Un dedo me va señalando las palabras de la primera
página del libro. Siguiendo la linea y luego pasando a la
siguiente, mis ojos y mis labios, con deleite, van leyendo en voz
alta, como suelen hacer los párvulos cuando aprenden a leer.
Todo eso sucedía después de haberme perdido. Pero empecemos por el principio:
Un grupo de seis personas teníamos que dejar una
vivienda, llevábamos cajas de cartón y bolsas y nos dirigíamos
a un coche que estaba estacionado muy cerca.
Uno tras otro iban entrando en el automóvil, sin
embargo no cabíamos todos. Yo era la última y tenía que colocarme
entre el conductor y el copiloto.
- No pasa nada, puedo ir en tranvía o en metro, les
dije.
En un santiamén el coche arrancó y se fueron. Me
quedé sola en aquella ciudad desconocida, quizás se trataba de un
barrio de Lisboa o de San Francisco u otra ciudad. ¡Quien sabe dónde
me hallaba!. La mayoría de las calles eran empinada y yo sin saber
que dirección tomar.
- ¿Por qué no les he dicho que estaba desorientaba y
que no me conocía el camino de vuelta?
Creo que no se lo comuniqué, porque pensé en mi
bicicleta, ya que con ella no me pierdo jamás, me siento segura,
esté donde esté. Pero el caso es que no lograba encontrar mi bici.
Recuerdo que fui a la oficina municipal de objetos
perdidos, para ver si daba con ella. No se cómo llegué hasta aquel
gran edificio blanco, construido en los años cuarenta.
Seguí al único empleado que había, quien me
atendió con amabilidad. Bajamos por unas anchas escaleras de caracol
hasta los sótanos. Era un espacio enorme, en el que dos
fluorescentes daban una luz mortecina. Buscamos y buscamos de nuevo
mi bici entre miles de objetos raros: maniquís, bastones, máquinas
de escribir, bolsos, cajas, imágenes de santos, carpetas, paquetes, libros, cajones
llenos de cachivaches, cámaras fotográficas, perchas con vestidos, impermeables, abrigos y
chaquetas, rosarios, cestas, pelucas, sombreros, guantes, cirios, velas, jarrones, maletas, paraguas, plumas y muchas cosas más,
entre ellas decenas de bicicletas.
-¡Mire esa que lleva un cesto detrás, parece la mía!
le dije más de una vez al empleado, gritando de alegría.
Luego me llevaba una gran desilusión, pues todas se
parecían y ninguna era mi bicicleta.
Sentía una gran pesadumbre en aquella ciudad
desconocida, sin mi bicicleta.
El empleado municipal al verme tan decaída, para que me distrajera y me entreteniera, me llevó a una sala grande completamente vacía.

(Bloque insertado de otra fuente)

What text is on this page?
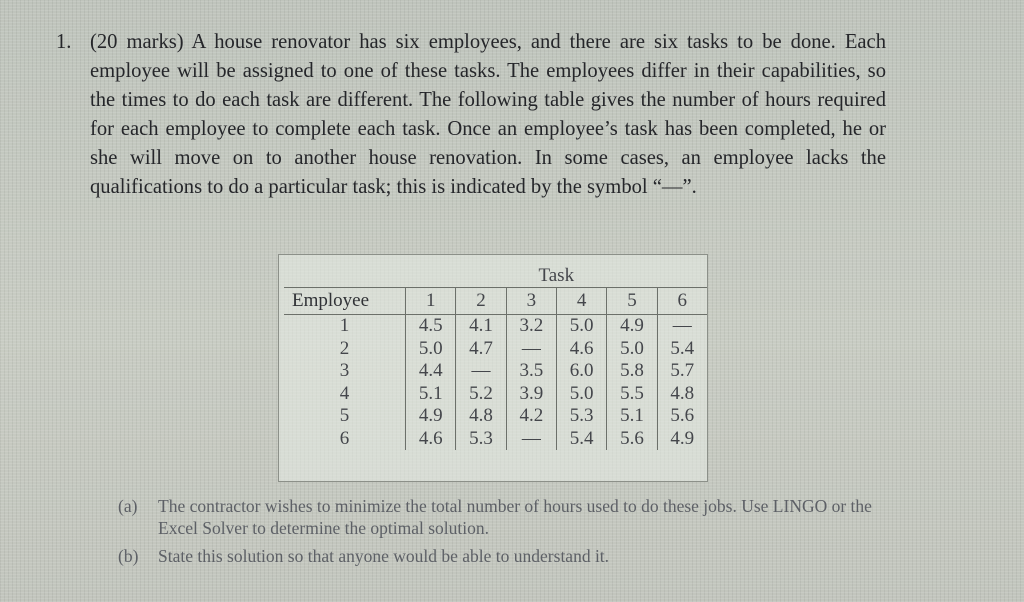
1. (20 marks) A house renovator has six employees, and there are six tasks to be done. Each employee will be assigned to one of these tasks. The employees differ in their capabilities, so the times to do each task are different. The following table gives the number of hours required for each employee to complete each task. Once an employee’s task has been completed, he or she will move on to another house renovation. In some cases, an employee lacks the qualifications to do a particular task; this is indicated by the symbol “—”.
	Task					
Employee	1	2	3	4	5	6
1	4.5	4.1	3.2	5.0	4.9	—
2	5.0	4.7	—	4.6	5.0	5.4
3	4.4	—	3.5	6.0	5.8	5.7
4	5.1	5.2	3.9	5.0	5.5	4.8
5	4.9	4.8	4.2	5.3	5.1	5.6
6	4.6	5.3	—	5.4	5.6	4.9
(a) The contractor wishes to minimize the total number of hours used to do these jobs. Use LINGO or the Excel Solver to determine the optimal solution.
(b) State this solution so that anyone would be able to understand it.
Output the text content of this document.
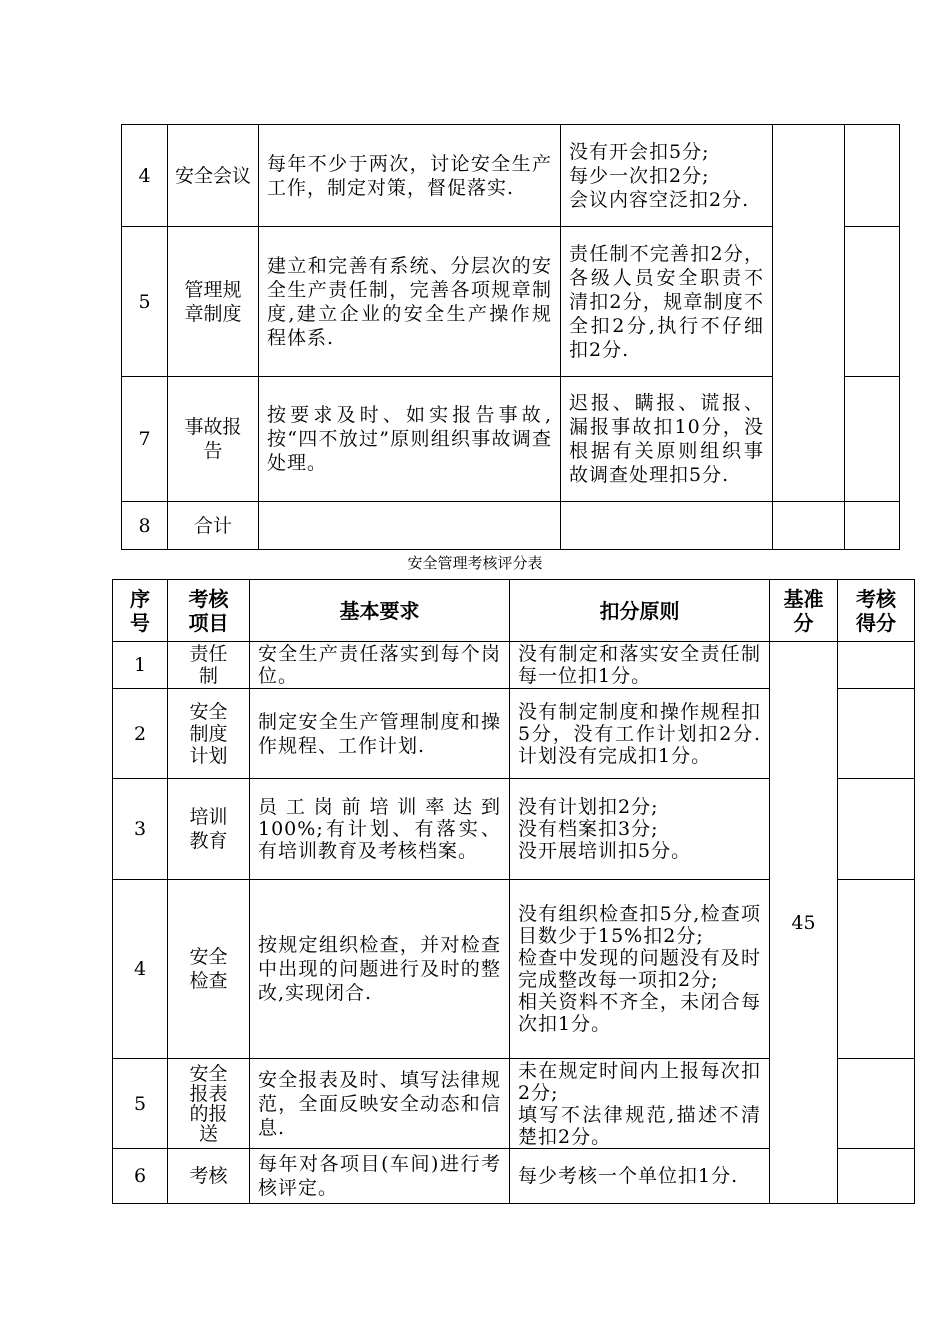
4	安全会议	每年不少于两次，讨论安全生产工作，制定对策，督促落实.	没有开会扣5分;
每少一次扣2分;
会议内容空泛扣2分.		
5	管理规章制度	建立和完善有系统、分层次的安全生产责任制，完善各项规章制度,建立企业的安全生产操作规程体系.	责任制不完善扣2分，各级人员安全职责不清扣2分，规章制度不全扣2分,执行不仔细扣2分.		
7	事故报告	按要求及时、如实报告事故,按“四不放过”原则组织事故调查处理。	迟报、瞒报、谎报、漏报事故扣10分，没根据有关原则组织事故调查处理扣5分.		
8	合计				
安全管理考核评分表
序
号	考核
项目	基本要求	扣分原则	基准
分	考核
得分
1	责任
制	安全生产责任落实到每个岗位。	没有制定和落实安全责任制每一位扣1分。	45	
2	安全
制度
计划	制定安全生产管理制度和操作规程、工作计划.	没有制定制度和操作规程扣5分，没有工作计划扣2分.计划没有完成扣1分。		
3	培训
教育	员工岗前培训率达到100%;有计划、有落实、有培训教育及考核档案。	没有计划扣2分;
没有档案扣3分;
没开展培训扣5分。		
4	安全
检查	按规定组织检查，并对检查中出现的问题进行及时的整改,实现闭合.	没有组织检查扣5分,检查项目数少于15%扣2分;
检查中发现的问题没有及时完成整改每一项扣2分;
相关资料不齐全，未闭合每次扣1分。		
5	安全
报表
的报
送	安全报表及时、填写法律规范，全面反映安全动态和信息.	未在规定时间内上报每次扣2分;
填写不法律规范,描述不清楚扣2分。		
6	考核	每年对各项目(车间)进行考核评定。	每少考核一个单位扣1分.		
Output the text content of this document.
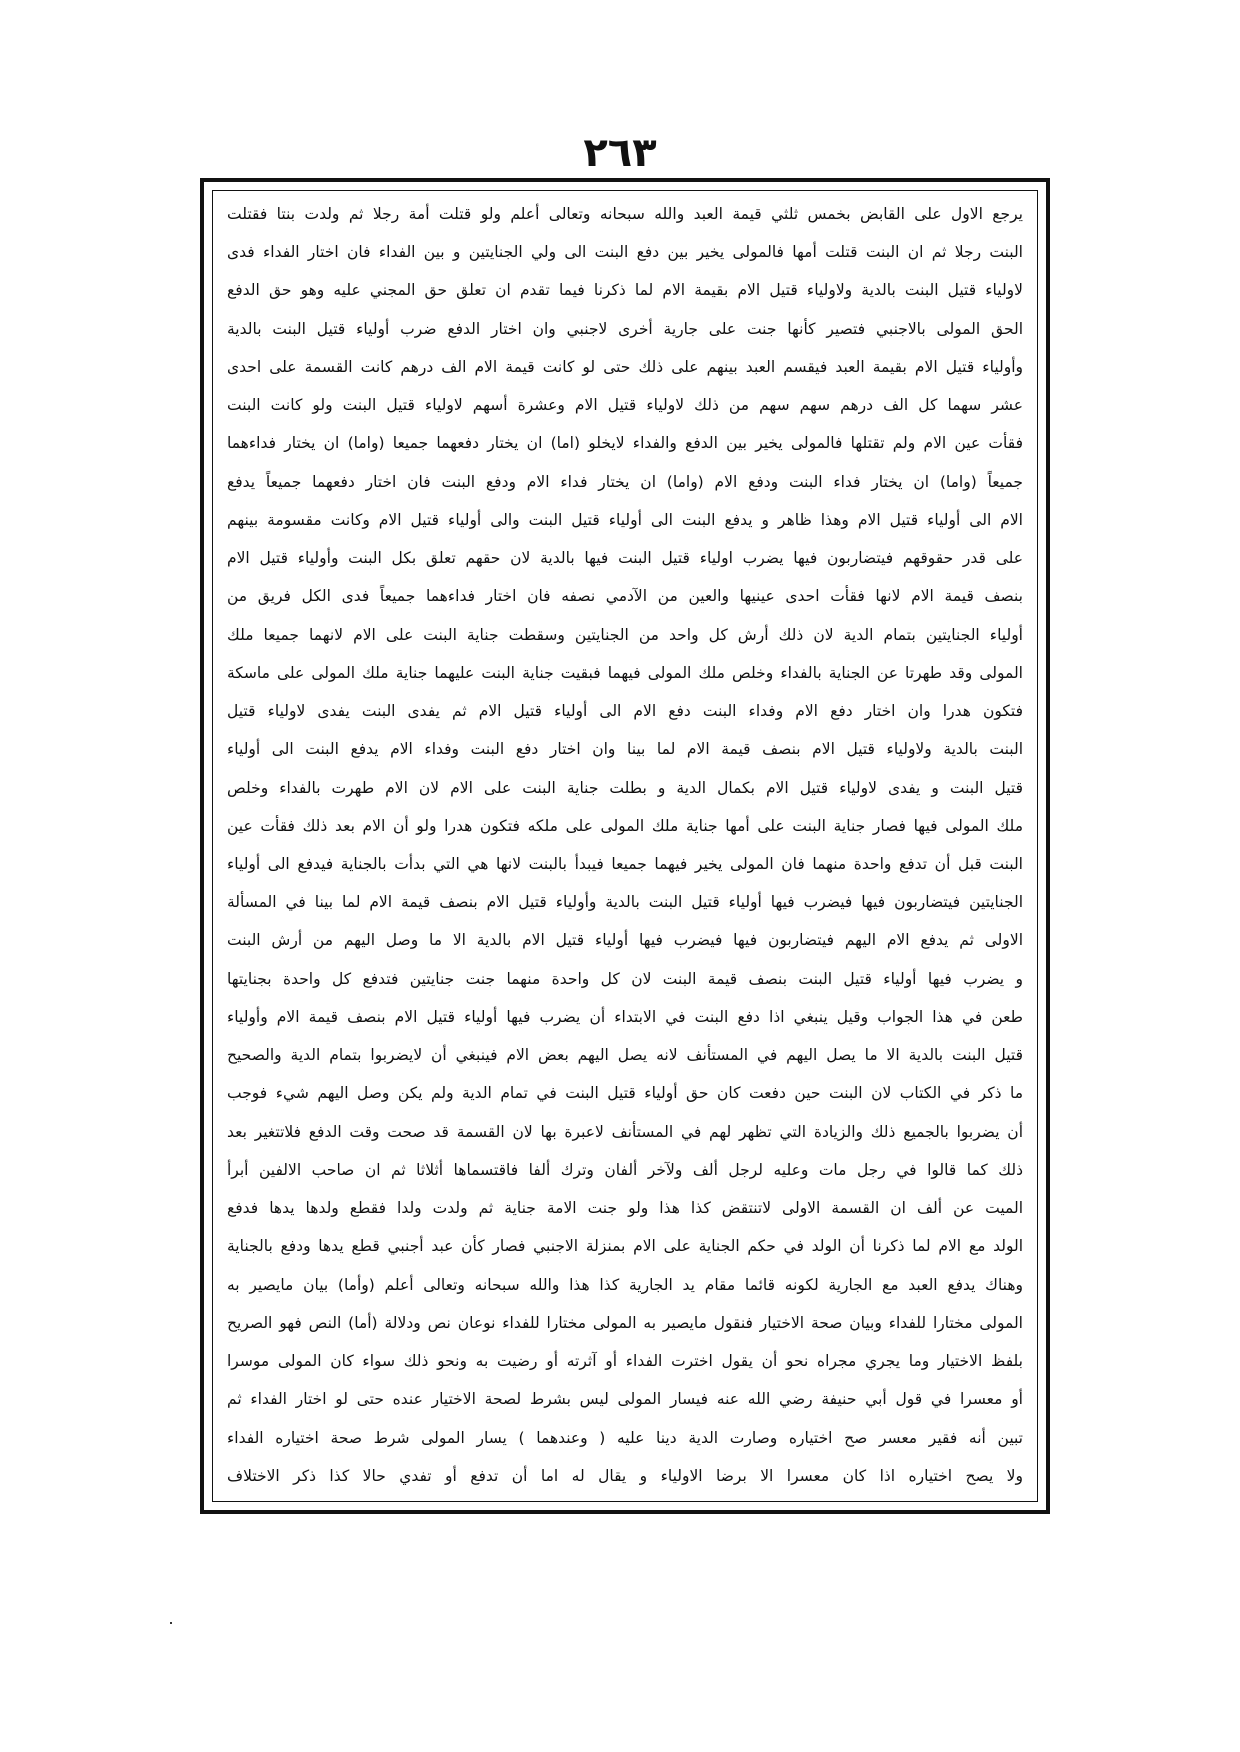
٢٦٣
يرجع الاول على القابض بخمس ثلثي قيمة العبد والله سبحانه وتعالى أعلم ولو قتلت أمة رجلا ثم ولدت بنتا فقتلت
البنت رجلا ثم ان البنت قتلت أمها فالمولى يخير بين دفع البنت الى ولي الجنايتين و بين الفداء فان اختار الفداء فدى
لاولياء قتيل البنت بالدية ولاولياء قتيل الام بقيمة الام لما ذكرنا فيما تقدم ان تعلق حق المجني عليه وهو حق الدفع
الحق المولى بالاجنبي فتصير كأنها جنت على جارية أخرى لاجنبي وان اختار الدفع ضرب أولياء قتيل البنت بالدية
وأولياء قتيل الام بقيمة العبد فيقسم العبد بينهم على ذلك حتى لو كانت قيمة الام الف درهم كانت القسمة على احدى
عشر سهما كل الف درهم سهم سهم من ذلك لاولياء قتيل الام وعشرة أسهم لاولياء قتيل البنت ولو كانت البنت
فقأت عين الام ولم تقتلها فالمولى يخير بين الدفع والفداء لايخلو (اما) ان يختار دفعهما جميعا (واما) ان يختار فداءهما
جميعاً (واما) ان يختار فداء البنت ودفع الام (واما) ان يختار فداء الام ودفع البنت فان اختار دفعهما جميعاً يدفع
الام الى أولياء قتيل الام وهذا ظاهر و يدفع البنت الى أولياء قتيل البنت والى أولياء قتيل الام وكانت مقسومة بينهم
على قدر حقوقهم فيتضاربون فيها يضرب اولياء قتيل البنت فيها بالدية لان حقهم تعلق بكل البنت وأولياء قتيل الام
بنصف قيمة الام لانها فقأت احدى عينيها والعين من الآدمي نصفه فان اختار فداءهما جميعاً فدى الكل فريق من
أولياء الجنايتين بتمام الدية لان ذلك أرش كل واحد من الجنايتين وسقطت جناية البنت على الام لانهما جميعا ملك
المولى وقد طهرتا عن الجناية بالفداء وخلص ملك المولى فيهما فبقيت جناية البنت عليهما جناية ملك المولى على ماسكة
فتكون هدرا وان اختار دفع الام وفداء البنت دفع الام الى أولياء قتيل الام ثم يفدى البنت يفدى لاولياء قتيل
البنت بالدية ولاولياء قتيل الام بنصف قيمة الام لما بينا وان اختار دفع البنت وفداء الام يدفع البنت الى أولياء
قتيل البنت و يفدى لاولياء قتيل الام بكمال الدية و بطلت جناية البنت على الام لان الام طهرت بالفداء وخلص
ملك المولى فيها فصار جناية البنت على أمها جناية ملك المولى على ملكه فتكون هدرا ولو أن الام بعد ذلك فقأت عين
البنت قبل أن تدفع واحدة منهما فان المولى يخير فيهما جميعا فيبدأ بالبنت لانها هي التي بدأت بالجناية فيدفع الى أولياء
الجنايتين فيتضاربون فيها فيضرب فيها أولياء قتيل البنت بالدية وأولياء قتيل الام بنصف قيمة الام لما بينا في المسألة
الاولى ثم يدفع الام اليهم فيتضاربون فيها فيضرب فيها أولياء قتيل الام بالدية الا ما وصل اليهم من أرش البنت
و يضرب فيها أولياء قتيل البنت بنصف قيمة البنت لان كل واحدة منهما جنت جنايتين فتدفع كل واحدة بجنايتها
طعن في هذا الجواب وقيل ينبغي اذا دفع البنت في الابتداء أن يضرب فيها أولياء قتيل الام بنصف قيمة الام وأولياء
قتيل البنت بالدية الا ما يصل اليهم في المستأنف لانه يصل اليهم بعض الام فينبغي أن لايضربوا بتمام الدية والصحيح
ما ذكر في الكتاب لان البنت حين دفعت كان حق أولياء قتيل البنت في تمام الدية ولم يكن وصل اليهم شيء فوجب
أن يضربوا بالجميع ذلك والزيادة التي تظهر لهم في المستأنف لاعبرة بها لان القسمة قد صحت وقت الدفع فلاتتغير بعد
ذلك كما قالوا في رجل مات وعليه لرجل ألف ولآخر ألفان وترك ألفا فاقتسماها أثلاثا ثم ان صاحب الالفين أبرأ
الميت عن ألف ان القسمة الاولى لاتنتقض كذا هذا ولو جنت الامة جناية ثم ولدت ولدا فقطع ولدها يدها فدفع
الولد مع الام لما ذكرنا أن الولد في حكم الجناية على الام بمنزلة الاجنبي فصار كأن عبد أجنبي قطع يدها ودفع بالجناية
وهناك يدفع العبد مع الجارية لكونه قائما مقام يد الجارية كذا هذا والله سبحانه وتعالى أعلم (وأما) بيان مايصير به
المولى مختارا للفداء وبيان صحة الاختيار فنقول مايصير به المولى مختارا للفداء نوعان نص ودلالة (أما) النص فهو الصريح
بلفظ الاختيار وما يجري مجراه نحو أن يقول اخترت الفداء أو آثرته أو رضيت به ونحو ذلك سواء كان المولى موسرا
أو معسرا في قول أبي حنيفة رضي الله عنه فيسار المولى ليس بشرط لصحة الاختيار عنده حتى لو اختار الفداء ثم
تبين أنه فقير معسر صح اختياره وصارت الدية دينا عليه ( وعندهما ) يسار المولى شرط صحة اختياره الفداء
ولا يصح اختياره اذا كان معسرا الا برضا الاولياء و يقال له اما أن تدفع أو تفدي حالا كذا ذكر الاختلاف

Allí me hizo sentar en el único mueble que había, una butaca roja.
Me abre un libro y empieza a indicarme lo que he de leer
en voz alta. Las últimas palabras que logro leer son océano
hogareño.
Repito muchas veces con los ojos cerrados aquellas
palabras, para no olvidarme de ellas, son bonitas y me dan
bienestar.
Abro los ojos, repitiendo sin cesar: océano
hogareño, océano hogareño. En ese momento pienso que no
se donde me hallo, mis ojos en la oscuridad no perciben casi nada, sin embargo aquellas palabras han logrado darme
seguridad.
Poco a poco me
acostumbro a la penumbra y reconozco los muebles de la casa de
Poppi.
Ahora me acuerdo de
todo, llegamos ayer bajo un sol de primavera, pero hoy al amanecer
el tiempo se ha echado perder. Lo he podido comprobarahora tras abrir
un poco la ventana. Llueve, parece un día de otoño. He salido sigilosa del
cuarto para no despertar a U. quien sigue durmiendo, pues está muy
resfriado y ha pasado la noche tosiendo. Al acostarnos ya se encontraba mal, seguro que tenía un poco de fiebre.
¡Qué lástima! Habíamos planeado ir todo el día a dar una vuelta, aprovechando las vacaciones
de Semana Santa, por la costa Adriática. Ni hablar, el tiempo no es
el más indicado para ir de excursión.
Nos hemos quedado en
casa, hemos leído, charlado, cocinado y luego por la tarde he intentado escribir, para no olvidar todo lo que recuerdo de ese sueño tan raro.
-¿Querrá decir algo? Quizás sí. Lo quiero interpretar a mi manera:
Las aguas mansas del oceano son plácidas como los momentos hogareños.
Las aguas mansas del oceano son plácidas como los momentos hogareños.